パセリなんて食べる奴の気がしれなかった。
お子様ランチ、ハンバーグの横にはいつだってパセリ。そっとだが必ず付いてきていた。子供の頃は彩りという言葉は知らず、そんな感覚・感性も持ち合わせがなかったので、
「こんな食えないものつけるなよー」といつも思っていたものだ。
「あ、パセリ!俺、大好きなんだっ!」と、たまにパクリとやっている同級生もいたけれど、本当に好きだったのかどうかは怪しい。もちろん当時は畏敬の眼差しを送っていたのだが。
いつの間にか食べることができるようになっていた。
そのうち「好んで」食べるようになる。
人の好き嫌いとは実に不思議なもので、子供の頃嫌いだったものが大人になって好物になっていることも珍しくはない。日本へ帰り、しいたけを食べながら顔を上げると、母や姉が異人か珍獣でも見るような顔つきをしていたことがあった。
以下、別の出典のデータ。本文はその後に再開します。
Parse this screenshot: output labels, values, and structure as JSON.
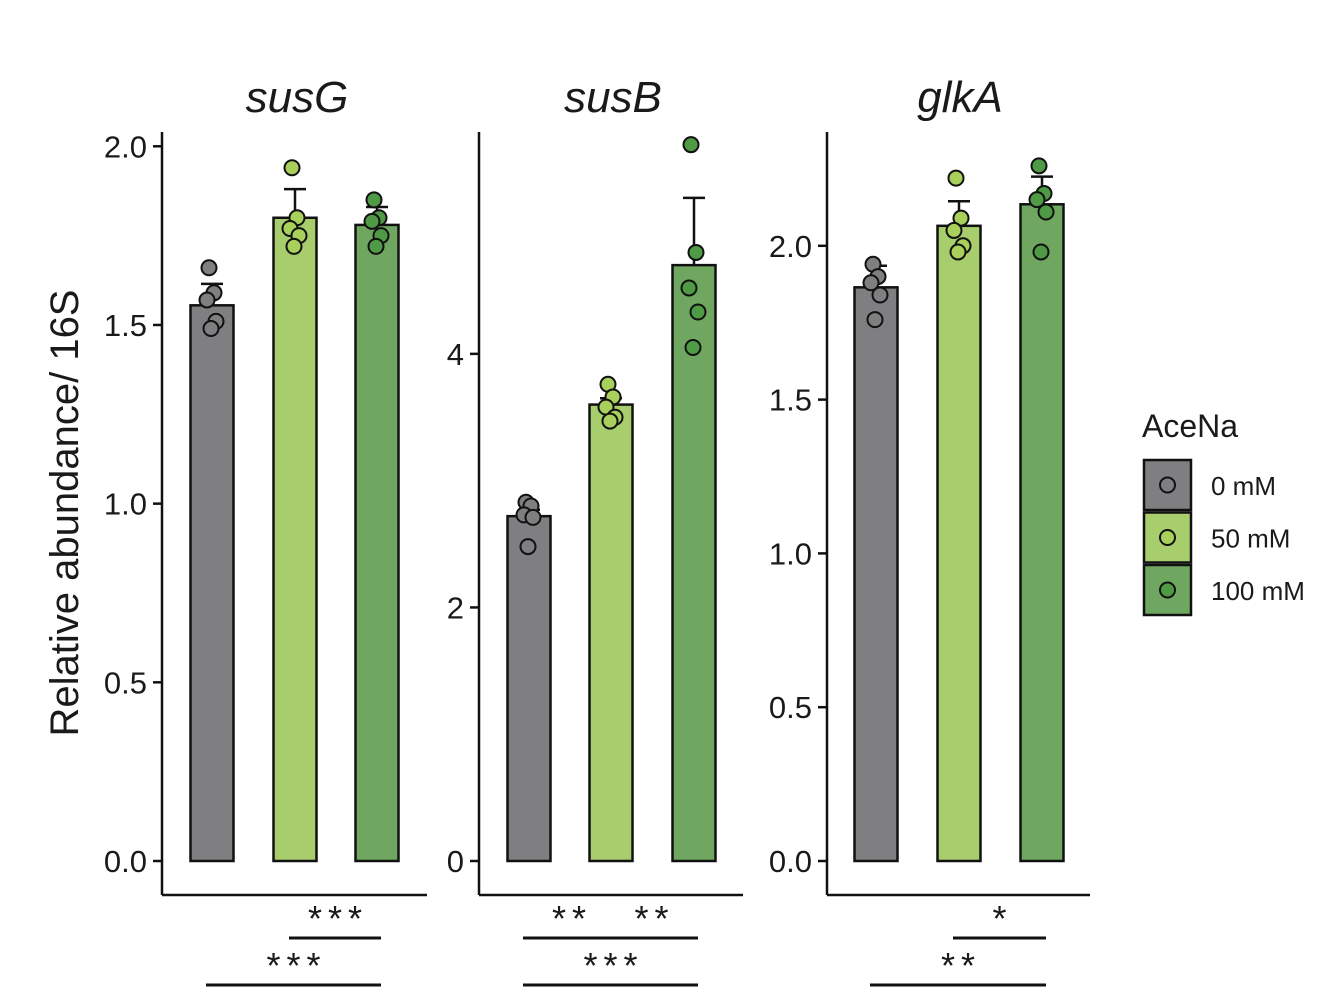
{
  "chart_data": {
    "type": "bar",
    "ylabel": "Relative abundance/ 16S",
    "legend": {
      "title": "AceNa",
      "position": "right",
      "entries": [
        "0 mM",
        "50 mM",
        "100 mM"
      ]
    },
    "series_colors": [
      "#7f7e80",
      "#a8cd6d",
      "#6fa760"
    ],
    "point_colors": [
      "#7f7e80",
      "#a9d05a",
      "#4f9a44"
    ],
    "panels": [
      {
        "title": "susG",
        "ylim": [
          0,
          2.04
        ],
        "yticks": [
          0.0,
          0.5,
          1.0,
          1.5,
          2.0
        ],
        "tick_labels": [
          "0.0",
          "0.5",
          "1.0",
          "1.5",
          "2.0"
        ],
        "values": [
          1.555,
          1.8,
          1.78
        ],
        "errors": [
          0.06,
          0.08,
          0.05
        ],
        "points": [
          [
            1.66,
            1.59,
            1.57,
            1.51,
            1.49
          ],
          [
            1.94,
            1.8,
            1.77,
            1.75,
            1.72
          ],
          [
            1.85,
            1.8,
            1.79,
            1.75,
            1.72
          ]
        ],
        "significance": [
          {
            "label": "***",
            "from": 1,
            "to": 2,
            "row": 1
          },
          {
            "label": "***",
            "from": 0,
            "to": 2,
            "row": 2
          }
        ]
      },
      {
        "title": "susB",
        "ylim": [
          0,
          5.75
        ],
        "yticks": [
          0,
          2,
          4
        ],
        "tick_labels": [
          "0",
          "2",
          "4"
        ],
        "values": [
          2.72,
          3.6,
          4.7
        ],
        "errors": [
          0.05,
          0.05,
          0.53
        ],
        "points": [
          [
            2.83,
            2.8,
            2.73,
            2.71,
            2.48
          ],
          [
            3.76,
            3.66,
            3.58,
            3.5,
            3.47
          ],
          [
            5.65,
            4.8,
            4.52,
            4.33,
            4.05
          ]
        ],
        "significance": [
          {
            "label": "**",
            "from": 0,
            "to": 1,
            "row": 1
          },
          {
            "label": "**",
            "from": 1,
            "to": 2,
            "row": 1
          },
          {
            "label": "***",
            "from": 0,
            "to": 2,
            "row": 2
          }
        ]
      },
      {
        "title": "glkA",
        "ylim": [
          0,
          2.37
        ],
        "yticks": [
          0.0,
          0.5,
          1.0,
          1.5,
          2.0
        ],
        "tick_labels": [
          "0.0",
          "0.5",
          "1.0",
          "1.5",
          "2.0"
        ],
        "values": [
          1.865,
          2.065,
          2.135
        ],
        "errors": [
          0.07,
          0.08,
          0.09
        ],
        "points": [
          [
            1.94,
            1.9,
            1.88,
            1.84,
            1.76
          ],
          [
            2.22,
            2.09,
            2.05,
            2.0,
            1.98
          ],
          [
            2.26,
            2.17,
            2.15,
            2.11,
            1.98
          ]
        ],
        "significance": [
          {
            "label": "*",
            "from": 1,
            "to": 2,
            "row": 1
          },
          {
            "label": "**",
            "from": 0,
            "to": 2,
            "row": 2
          }
        ]
      }
    ]
  }
}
料理を作るのは好きな部類にはいり、好んで食べるものは吟味の末買い物かごに放り込まれることになる。
一本単位で売ってくれれば助かるのだけれど、パセリはいつも束でしか売られていない。少なくとも僕が買い物をする店々では。別におひたしを作るわけではなく、単に味のアクセントとして好きだから買うのだから一度に使う量なんてたかが知れていて、冷蔵庫の片隅にはいつもしおれた、時には葉が粘度を帯びたパセリが貼りついていたりする。
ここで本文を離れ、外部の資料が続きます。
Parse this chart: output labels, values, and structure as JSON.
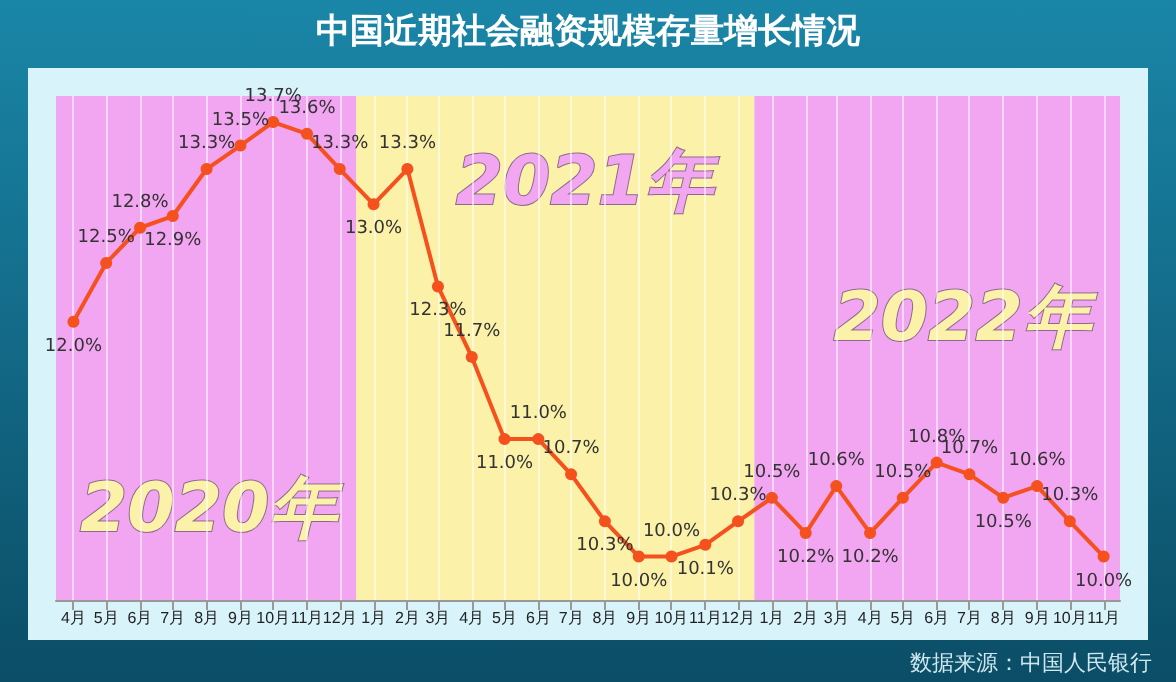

「冷凍して砕くといいよー」と知り合いから聞き、やってみたのだが常温に戻った時のフニャリとした姿が痛々しくてあまり好きになれない。
今やっているのは、これも人から教えてもらった方法で、葉っぱにビニール袋をかけて冷蔵庫内での水栽培。これだと3週間はシャキシャキのものを食べることができるので、最近はもっぱらこの方法に頼っている。
「ネギは植木鉢に植えとくといいよ」と教えてくれる人もいるのだけれど、なんだか育ててしまいそうなのでいやだ。まあ、ネギの場合は大好物だから消費に供給が追いつかないことの方が多いので心配する必要はない。
どうしてこんなことを感じたのだろう?
まだまだ本番は遠いようだけれど、それでもここ数週間は比較的暖かくなってきて外で弁当を食べている。今日のメニューは四番打者。トマト味のパスタ。ツルツル、モグモグと食べ終わり、弁当箱を片付けながらテーブルの上に一片のパセリの葉を見つける。煙草に火をつけ、最初の煙で銀色のテーブルから緑を吹き飛ばしながら、
「あー、大地を食ったな」
と変な満足感に包まれ「ゴチソウサマ」と呟いていた。
ネギ、ほうれん草、大根、キャベツなどを食ってもこんなことを感じることはめったにない。それなのに小さな、小さなパセリの葉は大地を思い起こさせてくれた。
それにしても未だに好き嫌いの多い僕でした。
子供の頃の言いわけはいつも
「〇×がかわいそー」
(〇×には牛さん、お魚さん、豚さん、鯨さんなどが随時入っていました)
大地はうまい。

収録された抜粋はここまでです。